TEMOS: Generating diverse human motions from textual descriptions
Mathis Petrovich, Michael J. Black, Gül Varol
TL;DR
TEMOS introduces a cross-modal variational framework for generating diverse 3D human motions from natural language descriptions. By wiring text and motion through symmetric Transformer encoders into a shared latent space and decoding non-autoregressively from a single latent vector $z \in \mathbb{R}^d$ with $d=256$, TEMOS can sample multiple plausible motions per description, addressing linguistic ambiguities. The model supports both skeleton-based and SMPL body representations and is trained with reconstruction, KL, and cross-modal embedding losses, achieving state-of-the-art results on the KIT Motion-Language benchmark and demonstrating qualitative diversity and realism. The work also demonstrates SMPL-based, skinned motion synthesis, with ablations highlighting the primacy of the Transformer architecture and the utility of variational sampling; limitations include vocabulary scope and duration scalability, suggesting avenues for future research in physics-based contacts and longer sequences.
Abstract
We address the problem of generating diverse 3D human motions from textual descriptions. This challenging task requires joint modeling of both modalities: understanding and extracting useful human-centric information from the text, and then generating plausible and realistic sequences of human poses. In contrast to most previous work which focuses on generating a single, deterministic, motion from a textual description, we design a variational approach that can produce multiple diverse human motions.
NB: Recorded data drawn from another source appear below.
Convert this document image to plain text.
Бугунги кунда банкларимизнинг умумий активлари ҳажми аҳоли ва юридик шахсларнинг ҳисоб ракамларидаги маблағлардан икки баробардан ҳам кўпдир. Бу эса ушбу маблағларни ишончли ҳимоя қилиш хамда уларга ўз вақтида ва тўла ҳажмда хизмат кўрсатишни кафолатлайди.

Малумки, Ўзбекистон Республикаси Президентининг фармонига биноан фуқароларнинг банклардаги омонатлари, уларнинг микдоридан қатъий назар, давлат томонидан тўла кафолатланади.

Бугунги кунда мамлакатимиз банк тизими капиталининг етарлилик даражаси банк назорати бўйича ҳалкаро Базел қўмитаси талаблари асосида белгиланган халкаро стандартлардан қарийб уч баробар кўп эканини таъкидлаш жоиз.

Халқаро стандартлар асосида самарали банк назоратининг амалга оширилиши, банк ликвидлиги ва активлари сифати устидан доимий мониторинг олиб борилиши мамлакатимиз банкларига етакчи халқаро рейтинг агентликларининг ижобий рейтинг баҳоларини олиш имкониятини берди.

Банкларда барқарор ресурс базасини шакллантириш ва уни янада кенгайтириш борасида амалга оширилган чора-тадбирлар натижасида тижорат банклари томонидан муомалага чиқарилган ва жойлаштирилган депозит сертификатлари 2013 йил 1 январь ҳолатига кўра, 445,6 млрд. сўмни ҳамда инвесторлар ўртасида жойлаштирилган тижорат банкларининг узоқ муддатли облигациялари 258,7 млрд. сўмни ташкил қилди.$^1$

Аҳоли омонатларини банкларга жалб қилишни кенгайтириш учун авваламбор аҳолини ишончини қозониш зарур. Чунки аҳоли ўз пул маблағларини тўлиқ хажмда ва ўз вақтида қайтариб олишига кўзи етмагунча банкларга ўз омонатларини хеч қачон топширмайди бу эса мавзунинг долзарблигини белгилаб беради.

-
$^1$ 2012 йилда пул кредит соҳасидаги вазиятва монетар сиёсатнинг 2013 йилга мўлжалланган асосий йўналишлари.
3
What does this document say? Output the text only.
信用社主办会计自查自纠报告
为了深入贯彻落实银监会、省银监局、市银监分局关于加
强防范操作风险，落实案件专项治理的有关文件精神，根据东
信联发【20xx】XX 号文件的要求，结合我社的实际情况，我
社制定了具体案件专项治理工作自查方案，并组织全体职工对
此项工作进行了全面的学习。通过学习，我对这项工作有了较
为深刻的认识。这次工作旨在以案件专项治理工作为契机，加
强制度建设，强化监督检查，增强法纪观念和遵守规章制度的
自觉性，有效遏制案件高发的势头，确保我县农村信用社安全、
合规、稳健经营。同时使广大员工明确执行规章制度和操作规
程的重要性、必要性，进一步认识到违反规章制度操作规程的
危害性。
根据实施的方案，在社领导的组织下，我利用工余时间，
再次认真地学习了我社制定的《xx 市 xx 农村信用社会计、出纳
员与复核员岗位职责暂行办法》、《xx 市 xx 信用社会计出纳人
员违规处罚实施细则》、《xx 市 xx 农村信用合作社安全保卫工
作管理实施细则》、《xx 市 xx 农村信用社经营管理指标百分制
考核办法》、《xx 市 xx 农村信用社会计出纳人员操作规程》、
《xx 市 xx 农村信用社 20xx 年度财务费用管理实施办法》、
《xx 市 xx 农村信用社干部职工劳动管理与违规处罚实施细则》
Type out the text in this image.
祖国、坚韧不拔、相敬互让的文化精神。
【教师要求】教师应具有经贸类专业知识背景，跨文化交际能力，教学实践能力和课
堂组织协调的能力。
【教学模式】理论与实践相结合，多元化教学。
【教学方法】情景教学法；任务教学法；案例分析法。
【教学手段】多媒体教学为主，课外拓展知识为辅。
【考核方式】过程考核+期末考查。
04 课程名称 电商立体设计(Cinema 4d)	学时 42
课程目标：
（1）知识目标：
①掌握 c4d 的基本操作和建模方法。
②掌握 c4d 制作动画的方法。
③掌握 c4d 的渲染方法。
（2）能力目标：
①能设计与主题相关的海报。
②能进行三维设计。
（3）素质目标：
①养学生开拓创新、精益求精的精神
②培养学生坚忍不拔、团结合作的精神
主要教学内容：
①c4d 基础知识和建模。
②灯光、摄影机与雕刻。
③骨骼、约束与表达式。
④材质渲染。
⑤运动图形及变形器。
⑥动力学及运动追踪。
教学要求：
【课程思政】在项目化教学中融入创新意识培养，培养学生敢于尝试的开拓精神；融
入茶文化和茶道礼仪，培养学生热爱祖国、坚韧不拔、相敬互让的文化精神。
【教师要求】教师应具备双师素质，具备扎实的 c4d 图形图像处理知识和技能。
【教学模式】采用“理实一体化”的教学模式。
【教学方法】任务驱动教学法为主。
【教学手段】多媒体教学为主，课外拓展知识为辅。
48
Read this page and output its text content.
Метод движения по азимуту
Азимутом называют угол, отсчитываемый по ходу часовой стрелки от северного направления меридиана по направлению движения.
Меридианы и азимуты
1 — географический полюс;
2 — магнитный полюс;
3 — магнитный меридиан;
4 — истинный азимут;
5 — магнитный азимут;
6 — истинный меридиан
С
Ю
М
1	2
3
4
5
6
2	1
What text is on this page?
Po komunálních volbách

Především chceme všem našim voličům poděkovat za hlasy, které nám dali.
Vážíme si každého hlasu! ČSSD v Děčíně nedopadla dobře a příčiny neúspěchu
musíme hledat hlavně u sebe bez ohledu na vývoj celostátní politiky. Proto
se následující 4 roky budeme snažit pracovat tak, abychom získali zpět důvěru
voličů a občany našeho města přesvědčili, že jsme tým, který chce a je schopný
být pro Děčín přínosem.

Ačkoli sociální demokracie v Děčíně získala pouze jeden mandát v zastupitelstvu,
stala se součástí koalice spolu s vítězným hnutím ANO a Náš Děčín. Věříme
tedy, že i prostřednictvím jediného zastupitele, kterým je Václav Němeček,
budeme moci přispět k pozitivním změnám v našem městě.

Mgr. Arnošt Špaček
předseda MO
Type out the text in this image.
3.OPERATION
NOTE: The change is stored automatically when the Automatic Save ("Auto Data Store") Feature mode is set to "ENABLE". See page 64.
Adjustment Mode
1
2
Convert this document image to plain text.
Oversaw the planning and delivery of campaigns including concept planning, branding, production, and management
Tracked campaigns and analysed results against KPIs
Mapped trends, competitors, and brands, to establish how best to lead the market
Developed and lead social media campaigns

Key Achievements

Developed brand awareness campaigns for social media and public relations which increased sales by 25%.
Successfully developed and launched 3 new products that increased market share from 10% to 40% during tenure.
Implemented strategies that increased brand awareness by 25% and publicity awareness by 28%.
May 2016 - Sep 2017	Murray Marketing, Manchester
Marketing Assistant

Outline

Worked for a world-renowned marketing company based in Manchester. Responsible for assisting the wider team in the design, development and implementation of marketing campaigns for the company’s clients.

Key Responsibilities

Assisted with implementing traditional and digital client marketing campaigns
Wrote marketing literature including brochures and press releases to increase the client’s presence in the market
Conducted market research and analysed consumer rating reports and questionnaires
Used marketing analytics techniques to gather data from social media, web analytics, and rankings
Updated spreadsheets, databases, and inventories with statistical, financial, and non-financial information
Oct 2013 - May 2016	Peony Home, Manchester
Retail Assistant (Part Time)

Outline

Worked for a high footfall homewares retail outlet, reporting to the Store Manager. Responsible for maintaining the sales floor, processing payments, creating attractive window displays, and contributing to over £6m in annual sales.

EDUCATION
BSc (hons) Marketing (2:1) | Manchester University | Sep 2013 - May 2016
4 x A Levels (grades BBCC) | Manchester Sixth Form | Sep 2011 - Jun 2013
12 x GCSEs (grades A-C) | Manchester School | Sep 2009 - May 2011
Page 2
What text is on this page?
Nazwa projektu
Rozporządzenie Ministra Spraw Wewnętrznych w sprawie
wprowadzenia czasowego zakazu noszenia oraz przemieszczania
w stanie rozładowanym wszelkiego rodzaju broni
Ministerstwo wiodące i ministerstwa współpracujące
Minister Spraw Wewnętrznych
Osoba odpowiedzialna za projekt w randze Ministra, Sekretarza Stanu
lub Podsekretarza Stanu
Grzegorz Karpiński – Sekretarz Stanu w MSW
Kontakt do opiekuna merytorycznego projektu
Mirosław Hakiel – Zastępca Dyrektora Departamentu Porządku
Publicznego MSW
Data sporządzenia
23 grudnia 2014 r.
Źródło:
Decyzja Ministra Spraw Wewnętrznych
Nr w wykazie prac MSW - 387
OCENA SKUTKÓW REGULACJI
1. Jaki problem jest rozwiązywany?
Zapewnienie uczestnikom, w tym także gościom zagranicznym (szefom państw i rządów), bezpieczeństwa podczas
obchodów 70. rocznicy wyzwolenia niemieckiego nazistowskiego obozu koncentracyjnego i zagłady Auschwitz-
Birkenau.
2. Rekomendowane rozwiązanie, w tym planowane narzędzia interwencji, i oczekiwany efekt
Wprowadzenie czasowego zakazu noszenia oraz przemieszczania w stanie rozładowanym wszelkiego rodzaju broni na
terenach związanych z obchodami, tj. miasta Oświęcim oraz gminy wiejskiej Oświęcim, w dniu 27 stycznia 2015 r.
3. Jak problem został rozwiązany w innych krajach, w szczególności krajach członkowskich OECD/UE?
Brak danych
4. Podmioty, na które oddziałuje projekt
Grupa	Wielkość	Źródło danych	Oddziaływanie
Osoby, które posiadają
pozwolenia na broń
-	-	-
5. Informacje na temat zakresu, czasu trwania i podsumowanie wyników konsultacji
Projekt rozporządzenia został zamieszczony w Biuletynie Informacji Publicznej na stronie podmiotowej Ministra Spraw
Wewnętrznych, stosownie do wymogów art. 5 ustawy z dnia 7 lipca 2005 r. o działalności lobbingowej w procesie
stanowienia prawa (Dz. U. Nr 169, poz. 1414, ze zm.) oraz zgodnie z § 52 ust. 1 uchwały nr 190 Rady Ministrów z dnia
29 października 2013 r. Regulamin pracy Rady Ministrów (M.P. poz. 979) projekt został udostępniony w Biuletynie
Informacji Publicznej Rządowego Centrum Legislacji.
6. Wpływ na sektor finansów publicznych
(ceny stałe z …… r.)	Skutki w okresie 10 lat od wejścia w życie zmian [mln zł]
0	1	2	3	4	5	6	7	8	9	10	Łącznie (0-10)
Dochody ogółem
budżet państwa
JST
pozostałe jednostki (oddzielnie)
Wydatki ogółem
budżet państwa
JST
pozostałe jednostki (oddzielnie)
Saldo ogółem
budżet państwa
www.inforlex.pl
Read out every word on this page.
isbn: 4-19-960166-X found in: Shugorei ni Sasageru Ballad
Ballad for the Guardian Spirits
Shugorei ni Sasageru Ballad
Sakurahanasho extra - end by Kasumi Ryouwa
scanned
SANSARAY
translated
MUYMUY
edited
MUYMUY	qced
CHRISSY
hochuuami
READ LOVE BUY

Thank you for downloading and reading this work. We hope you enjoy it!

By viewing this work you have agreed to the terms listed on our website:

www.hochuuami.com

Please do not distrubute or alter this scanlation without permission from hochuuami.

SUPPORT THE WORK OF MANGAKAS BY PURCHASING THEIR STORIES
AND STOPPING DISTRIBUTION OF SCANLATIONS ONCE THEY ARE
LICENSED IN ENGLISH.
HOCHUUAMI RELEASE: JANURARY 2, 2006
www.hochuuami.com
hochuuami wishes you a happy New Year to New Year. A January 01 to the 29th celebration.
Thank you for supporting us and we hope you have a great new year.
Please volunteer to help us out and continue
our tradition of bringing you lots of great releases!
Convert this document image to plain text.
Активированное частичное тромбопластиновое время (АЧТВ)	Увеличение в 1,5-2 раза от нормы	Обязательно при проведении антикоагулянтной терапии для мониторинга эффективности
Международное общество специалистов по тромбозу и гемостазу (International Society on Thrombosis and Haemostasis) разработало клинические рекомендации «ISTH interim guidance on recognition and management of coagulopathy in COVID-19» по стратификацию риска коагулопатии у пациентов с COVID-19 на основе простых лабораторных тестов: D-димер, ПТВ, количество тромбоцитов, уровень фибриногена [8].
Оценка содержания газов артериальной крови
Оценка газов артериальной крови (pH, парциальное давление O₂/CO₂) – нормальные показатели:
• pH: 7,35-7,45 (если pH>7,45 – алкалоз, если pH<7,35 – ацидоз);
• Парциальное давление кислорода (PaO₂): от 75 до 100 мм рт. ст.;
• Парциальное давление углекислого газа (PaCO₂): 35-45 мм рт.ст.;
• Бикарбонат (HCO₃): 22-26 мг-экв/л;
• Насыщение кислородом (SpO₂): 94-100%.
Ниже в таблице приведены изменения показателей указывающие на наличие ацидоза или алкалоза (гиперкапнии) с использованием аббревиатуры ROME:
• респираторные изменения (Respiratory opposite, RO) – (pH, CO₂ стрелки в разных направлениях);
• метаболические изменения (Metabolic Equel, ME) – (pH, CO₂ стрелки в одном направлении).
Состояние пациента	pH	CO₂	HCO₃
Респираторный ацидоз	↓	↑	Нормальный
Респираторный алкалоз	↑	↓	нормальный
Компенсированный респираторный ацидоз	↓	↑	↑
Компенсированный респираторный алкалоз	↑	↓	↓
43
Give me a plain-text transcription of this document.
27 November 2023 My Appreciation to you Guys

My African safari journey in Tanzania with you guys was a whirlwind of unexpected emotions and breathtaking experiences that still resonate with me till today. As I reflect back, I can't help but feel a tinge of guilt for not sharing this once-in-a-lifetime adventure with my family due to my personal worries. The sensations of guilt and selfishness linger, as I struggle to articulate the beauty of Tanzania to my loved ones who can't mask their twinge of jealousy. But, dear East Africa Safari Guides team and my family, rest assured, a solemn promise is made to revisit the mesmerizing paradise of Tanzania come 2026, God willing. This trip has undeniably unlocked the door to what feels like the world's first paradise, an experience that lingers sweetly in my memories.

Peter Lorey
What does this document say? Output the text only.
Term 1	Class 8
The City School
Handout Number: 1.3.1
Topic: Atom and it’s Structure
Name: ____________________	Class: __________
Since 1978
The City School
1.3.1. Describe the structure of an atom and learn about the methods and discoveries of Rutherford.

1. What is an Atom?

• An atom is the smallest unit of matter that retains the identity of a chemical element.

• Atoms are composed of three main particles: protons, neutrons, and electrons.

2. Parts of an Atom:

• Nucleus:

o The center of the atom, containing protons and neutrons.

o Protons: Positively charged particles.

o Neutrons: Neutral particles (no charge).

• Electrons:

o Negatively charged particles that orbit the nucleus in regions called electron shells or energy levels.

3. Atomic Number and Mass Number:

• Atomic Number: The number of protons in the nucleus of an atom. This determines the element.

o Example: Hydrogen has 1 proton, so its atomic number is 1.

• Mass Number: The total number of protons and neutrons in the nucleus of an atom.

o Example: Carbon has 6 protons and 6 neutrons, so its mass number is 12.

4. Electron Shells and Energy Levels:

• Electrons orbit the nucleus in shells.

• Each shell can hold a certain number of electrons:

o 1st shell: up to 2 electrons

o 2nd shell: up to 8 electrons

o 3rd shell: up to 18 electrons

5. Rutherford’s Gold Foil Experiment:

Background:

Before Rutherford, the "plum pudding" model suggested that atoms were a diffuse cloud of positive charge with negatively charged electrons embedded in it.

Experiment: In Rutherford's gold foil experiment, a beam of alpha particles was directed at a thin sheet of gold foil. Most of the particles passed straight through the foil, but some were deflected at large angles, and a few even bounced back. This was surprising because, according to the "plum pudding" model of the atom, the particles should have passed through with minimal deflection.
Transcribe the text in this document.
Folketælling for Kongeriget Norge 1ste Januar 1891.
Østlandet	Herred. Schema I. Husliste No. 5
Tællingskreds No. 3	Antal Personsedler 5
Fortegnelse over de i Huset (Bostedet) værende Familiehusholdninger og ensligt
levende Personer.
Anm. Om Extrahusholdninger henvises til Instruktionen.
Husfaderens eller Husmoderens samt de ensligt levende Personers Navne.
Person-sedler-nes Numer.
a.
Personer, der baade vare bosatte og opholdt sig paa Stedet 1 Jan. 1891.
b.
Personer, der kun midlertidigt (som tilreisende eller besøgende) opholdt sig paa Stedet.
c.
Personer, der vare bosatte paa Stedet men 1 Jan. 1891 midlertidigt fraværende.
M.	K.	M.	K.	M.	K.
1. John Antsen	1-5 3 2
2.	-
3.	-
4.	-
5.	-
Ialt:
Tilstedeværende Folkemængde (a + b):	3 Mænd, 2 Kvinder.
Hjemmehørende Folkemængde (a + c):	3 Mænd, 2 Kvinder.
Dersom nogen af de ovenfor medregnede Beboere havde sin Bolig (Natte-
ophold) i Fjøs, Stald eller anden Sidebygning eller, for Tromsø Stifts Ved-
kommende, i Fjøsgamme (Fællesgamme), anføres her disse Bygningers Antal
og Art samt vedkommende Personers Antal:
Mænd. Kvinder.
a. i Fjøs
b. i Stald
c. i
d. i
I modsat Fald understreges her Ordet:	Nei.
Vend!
We propose TEMOS, a text-conditioned generative model leveraging variational autoencoder (VAE) training with human motion data, in combination with a text encoder that produces distribution parameters compatible with the VAE latent space. We show the TEMOS framework can produce both skeleton-based animations as in prior work, as well more expressive SMPL body motions. We evaluate our approach on the KIT Motion-Language benchmark and, despite being relatively straightforward, demonstrate significant improvements over the state of the art. Code and models are available on our webpage.